MecRx is a drug discovery company committed to developing drugs for targets that have so far proven to be undruggable.
MecRx is an early stage drug development company working on new treatments for cancer and novel mechanism of action antibiotics. Using proprietary “hit identification” technology, MecRx is developing inhibitors of cMyc, a protein that is deregulated in over 50% of all human cancers. MecRx draws on the expertise of the Peter MacCallum Cancer Centre and CSIRO and is headquartered in Melbourne, Australia.
Mutation and deregulation of the cMyc oncogene contributes to the formation and maintenance of many human cancers. Tumours with elevated levels of cMyc often exhibit highly proliferative, aggressive phenotypes and are often associated with resistance to primary treatments. Over 30 years of extensive study worldwide has convincingly shown that cMyc is a compelling target for therapeutic intervention. However, despite considerable efforts, no drugs that directly target cMyc have yet been developed.
MecRx is identifying and developing small molecule drugs for highly validated but historically hard to hit targets. Using MecRx proprietary technology the company has identified hits for cMyc, KRas2B and other valuable targets.
MecRx was founded in 2013 by an ex-pharma/biotech team. MecRx is run as a virtual company based in Melbourne, Australia and its shareholders and service providers include the Peter MacCallum Cancer Institute and CSIRO. The company secured $5m Series A investment from the MRCF (www.mrcf.com.au) and CSIRO in 2015.
The MYC gene encodes a nuclear transcription factor, which serves as a “master regulator" or “universal amplifier” of cellular metabolism and proliferation, controlling the expression of up to 15% of all human genes. Under normal physiological conditions, cMyc is dependent on mitogenic stimulation for its expression and function. cMyc activation during mitosis drives numerous processes required for cell division including up-regulation of protein synthesis and energy production, whilst at the same time inhibiting expression of genes with anti-proliferative functions.
cMyc expression is deregulated in the majority of human cancers including those of the cervix, breast, prostate, colon, lung, bladder, pancreas, brain, stomach and in melanoma. MYC gene mutations are rare and deregulated cMyc activity usually results from up-stream mutations affecting other oncogenes or tumour suppressors. cMyc activity is therefore required for the development and maintenance of the majority of tumour types, even when initiated by upstream signals.
cMyc is one of the most highly amplified oncogenes in many human cancers. It has been estimated cMyc overexpression contributes directly to the cause of up to 40% of cancers and it is often associated with resistance to first line therapies and a more aggressive phenotype. In tumours induced by cMyc up-regulation in transgenic mice, even brief cMyc de-activation triggers tumour regression accompanied by growth arrest, differentiation, and collapse of the tumour vascular system.

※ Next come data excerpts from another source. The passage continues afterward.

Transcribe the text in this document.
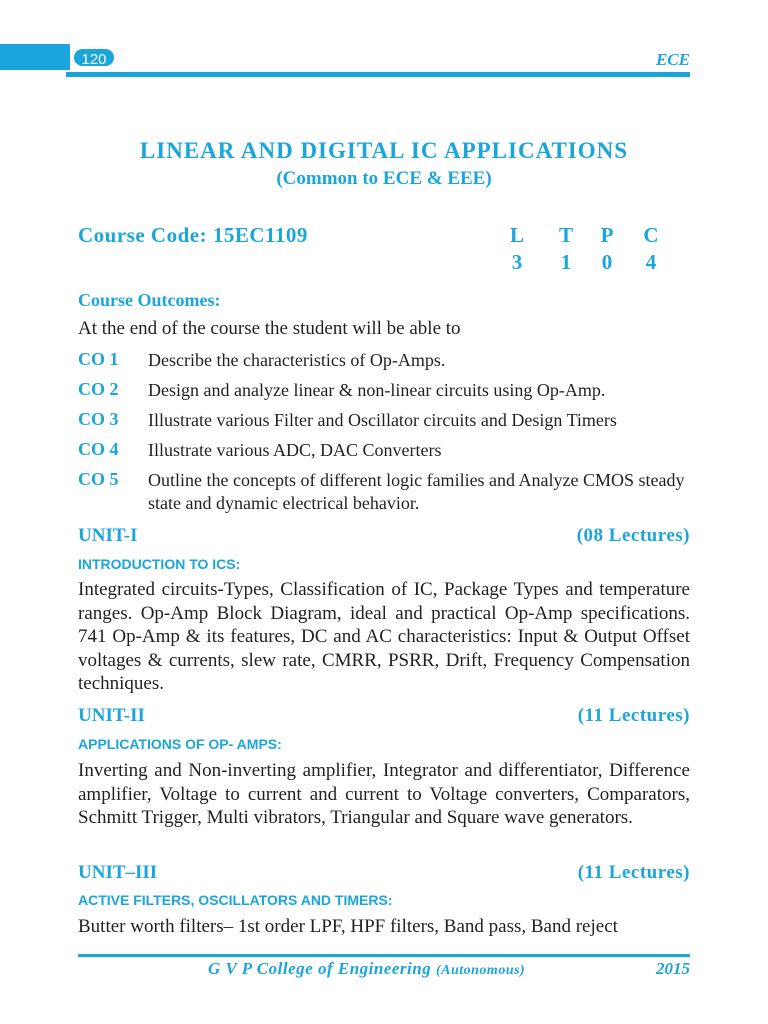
120	ECE
LINEAR AND DIGITAL IC APPLICATIONS
(Common to ECE & EEE)
Course Code: 15EC1109	L T P C
3 1 0 4
Course Outcomes:
At the end of the course the student will be able to
CO 1 Describe the characteristics of Op-Amps.
CO 2 Design and analyze linear & non-linear circuits using Op-Amp.
CO 3 Illustrate various Filter and Oscillator circuits and Design Timers
CO 4 Illustrate various ADC, DAC Converters
CO 5 Outline the concepts of different logic families and Analyze CMOS steady state and dynamic electrical behavior.
UNIT-I	(08 Lectures)
INTRODUCTION TO ICS:
Integrated circuits-Types, Classification of IC, Package Types and temperature ranges. Op-Amp Block Diagram, ideal and practical Op-Amp specifications. 741 Op-Amp & its features, DC and AC characteristics: Input & Output Offset voltages & currents, slew rate, CMRR, PSRR, Drift, Frequency Compensation techniques.
UNIT-II	(11 Lectures)
APPLICATIONS OF OP- AMPS:
Inverting and Non-inverting amplifier, Integrator and differentiator, Difference amplifier, Voltage to current and current to Voltage converters, Comparators, Schmitt Trigger, Multi vibrators, Triangular and Square wave generators.
UNIT–III	(11 Lectures)
ACTIVE FILTERS, OSCILLATORS AND TIMERS:
Butter worth filters– 1st order LPF, HPF filters, Band pass, Band reject
G V P College of Engineering (Autonomous)	2015
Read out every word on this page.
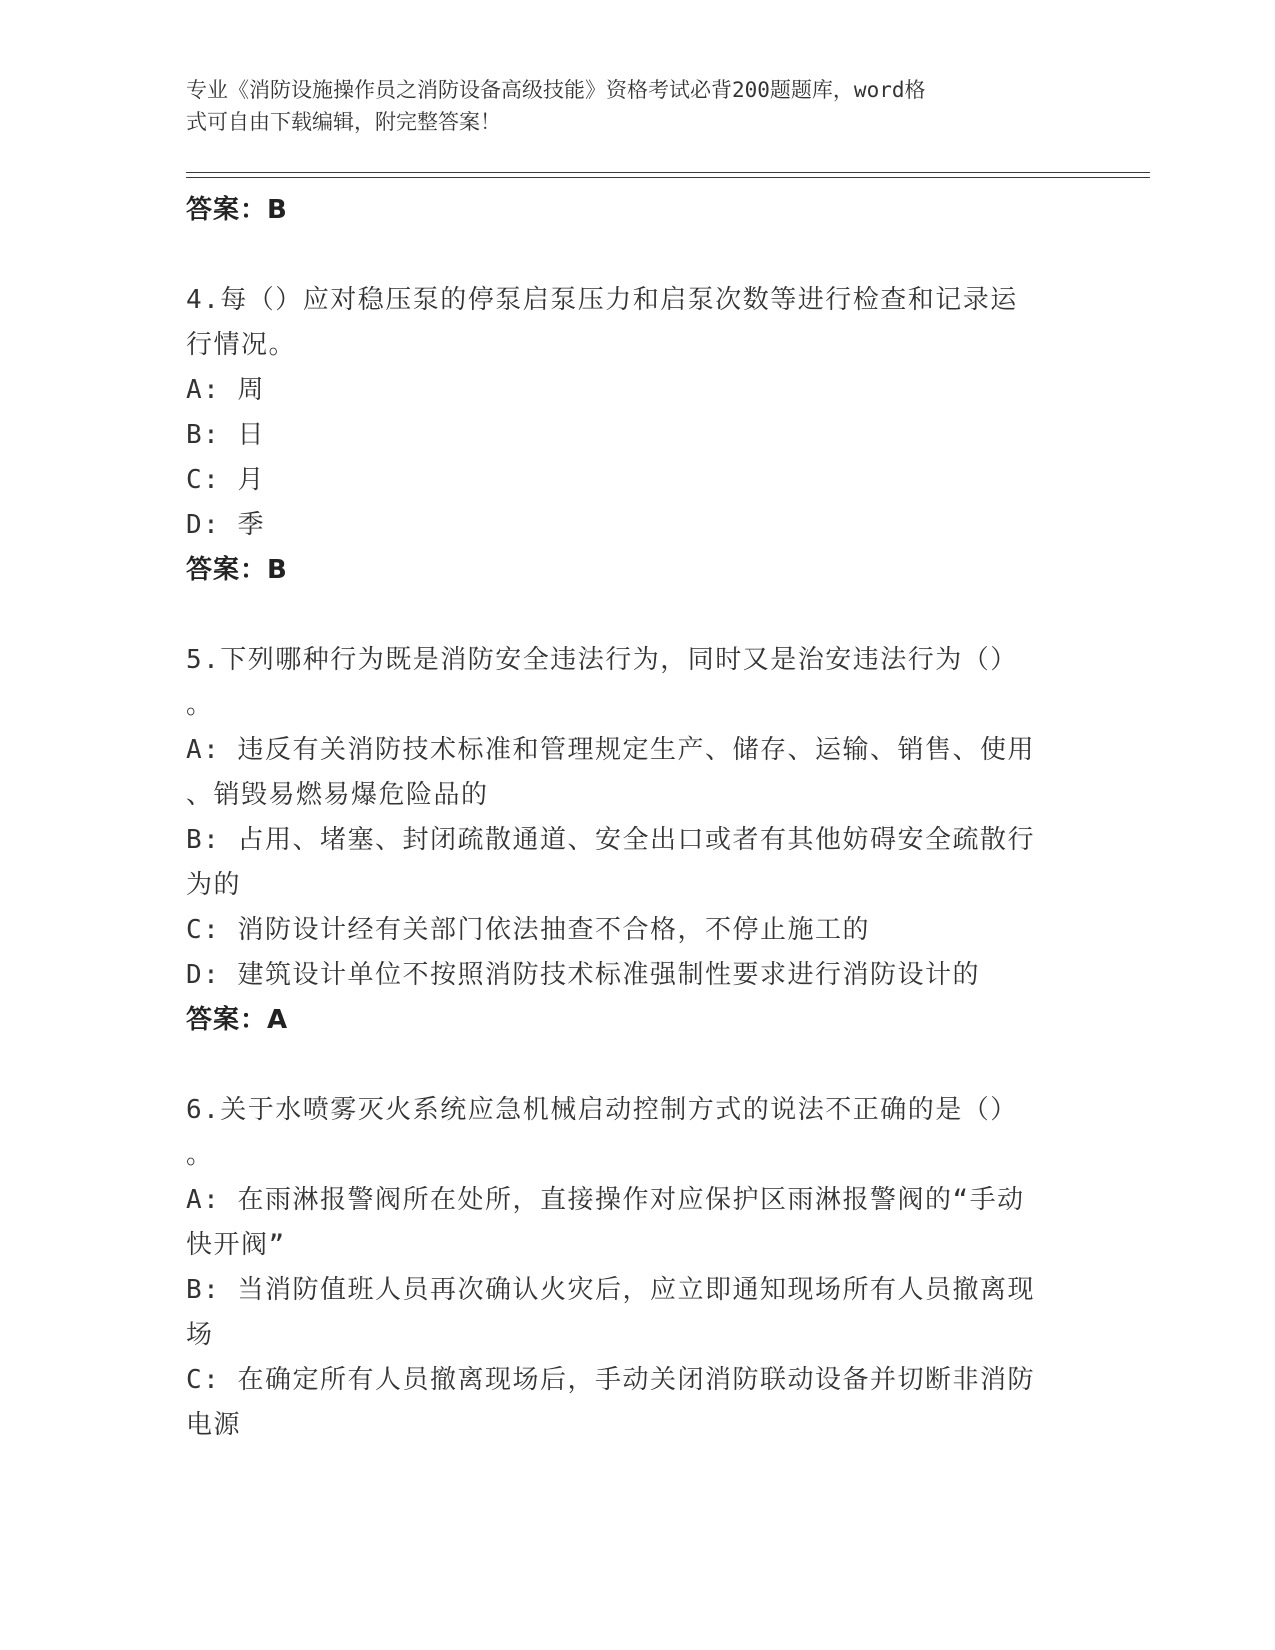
专业《消防设施操作员之消防设备高级技能》资格考试必背200题题库，word格
式可自由下载编辑，附完整答案！
答案：B
4.每（）应对稳压泵的停泵启泵压力和启泵次数等进行检查和记录运
行情况。
A: 周
B: 日
C: 月
D: 季
答案：B
5.下列哪种行为既是消防安全违法行为，同时又是治安违法行为（）
。
A: 违反有关消防技术标准和管理规定生产、储存、运输、销售、使用
、销毁易燃易爆危险品的
B: 占用、堵塞、封闭疏散通道、安全出口或者有其他妨碍安全疏散行
为的
C: 消防设计经有关部门依法抽查不合格，不停止施工的
D: 建筑设计单位不按照消防技术标准强制性要求进行消防设计的
答案：A
6.关于水喷雾灭火系统应急机械启动控制方式的说法不正确的是（）
。
A: 在雨淋报警阀所在处所，直接操作对应保护区雨淋报警阀的“手动
快开阀”
B: 当消防值班人员再次确认火灾后，应立即通知现场所有人员撤离现
场
C: 在确定所有人员撤离现场后，手动关闭消防联动设备并切断非消防
电源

Atypically for a novel oncology target, multiple groups have provided extensive validation for the biological roll of cMyc inhibition in the treatment of cancer. Studies employing anti-sense DNA oligonucleotides, anti-sense mRNA, Triple-Helix Forming Oligonucleotides, Quadruplex-Forming Oligonucleotides, RNA interference strategies and synthetic peptide approaches have all provided compelling evidence that inhibiting cMyc activity is beneficial in a diverse range of pre-clinical cancer models.

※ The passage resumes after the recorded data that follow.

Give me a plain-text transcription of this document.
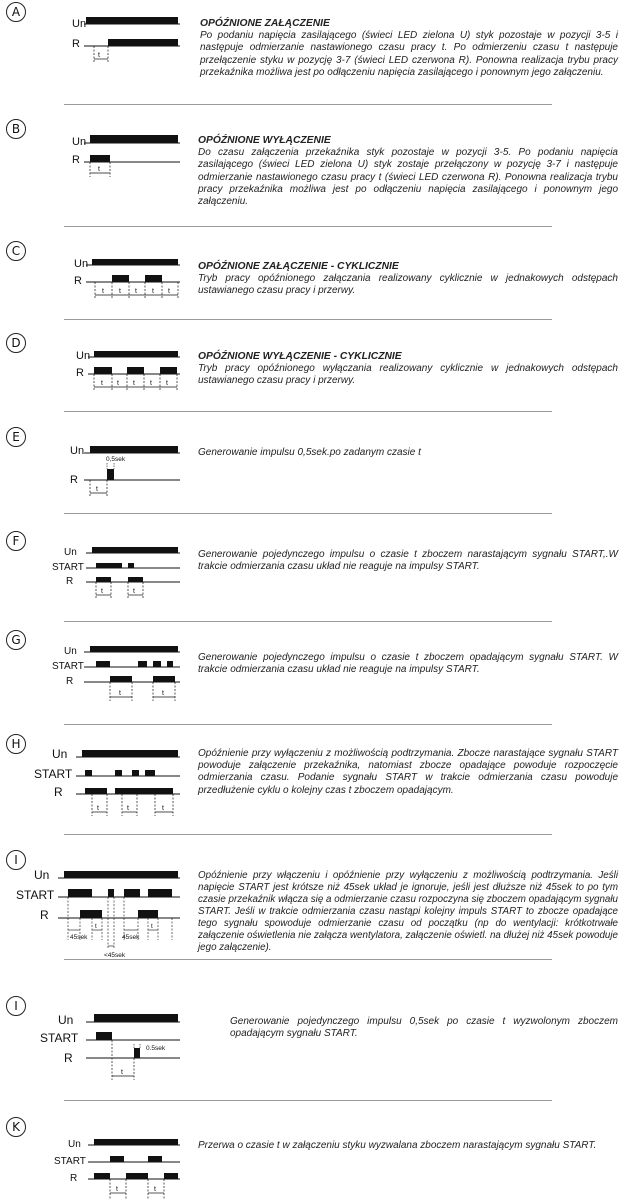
A
Un
R
t
OPÓŹNIONE ZAŁĄCZENIE
Po podaniu napięcia zasilającego (świeci LED zielona U) styk pozostaje w pozycji 3-5 i następuje odmierzanie nastawionego czasu pracy t. Po odmierzeniu czasu t następuje przełączenie styku w pozycję 3-7 (świeci LED czerwona R). Ponowna realizacja trybu pracy przekaźnika możliwa jest po odłączeniu napięcia zasilającego i ponownym jego załączeniu.
B
Un
R
t
OPÓŹNIONE WYŁĄCZENIE
Do czasu załączenia przekaźnika styk pozostaje w pozycji 3-5. Po podaniu napięcia zasilającego (świeci LED zielona U) styk zostaje przełączony w pozycję 3-7 i następuje odmierzanie nastawionego czasu pracy t (świeci LED czerwona R). Ponowna realizacja trybu pracy przekaźnika możliwa jest po odłączeniu napięcia zasilającego i ponownym jego załączeniu.
C
Un
R
t t t t t
OPÓŹNIONE ZAŁĄCZENIE - CYKLICZNIE
Tryb pracy opóźnionego załączania realizowany cyklicznie w jednakowych odstępach ustawianego czasu pracy i przerwy.
D
Un
R
t t t t t
OPÓŹNIONE WYŁĄCZENIE - CYKLICZNIE
Tryb pracy opóźnionego wyłączania realizowany cyklicznie w jednakowych odstępach ustawianego czasu pracy i przerwy.
E
Un
R
0,5sek
t
Generowanie impulsu 0,5sek.po zadanym czasie t
F
Un
START
R
t	t
Generowanie pojedynczego impulsu o czasie t zboczem narastającym sygnału START,.W trakcie odmierzania czasu układ nie reaguje na impulsy START.
G
Un
START
R
t	t
Generowanie pojedynczego impulsu o czasie t zboczem opadającym sygnału START. W trakcie odmierzania czasu układ nie reaguje na impulsy START.
H
Un
START
R
t	t	t
Opóźnienie przy wyłączeniu z możliwością podtrzymania. Zbocze narastające sygnału START powoduje załączenie przekaźnika, natomiast zbocze opadające powoduje rozpoczęcie odmierzania czasu. Podanie sygnału START w trakcie odmierzania czasu powoduje przedłużenie cyklu o kolejny czas t zboczem opadającym.
I
Un
START
R
45sek
t
45sek
t
<45sek
Opóźnienie przy włączeniu i opóźnienie przy wyłączeniu z możliwością podtrzymania. Jeśli napięcie START jest krótsze niż 45sek układ je ignoruje, jeśli jest dłuższe niż 45sek to po tym czasie przekaźnik włącza się a odmierzanie czasu rozpoczyna się zboczem opadającym sygnału START. Jeśli w trakcie odmierzania czasu nastąpi kolejny impuls START to zbocze opadające tego sygnału spowoduje odmierzanie czasu od początku (np do wentylacji: krótkotrwałe załączenie oświetlenia nie załącza wentylatora, załączenie oświetl. na dłużej niż 45sek powoduje jego załączenie).
I
Un
START
R
0.5sek
t
Generowanie pojedynczego impulsu 0,5sek po czasie t wyzwolonym zboczem opadającym sygnału START.
K
Un
START
R
t	t
Przerwa o czasie t w załączeniu styku wyzwalana zboczem narastającym sygnału START.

As cMyc acts downstream of mitogenic signalling, inhibiting cMyc function would be effective irrespective of the oncogenic driver. There is therefore significant potential for combination therapies involving cMyc inhibitors and targeted inhibition of upstream driving lesions. Importantly, limited cell resistance mechanisms are available to circumvent cMyc inhibition and thus targeting cMyc offers a considerable advantage over existing targeted therapies.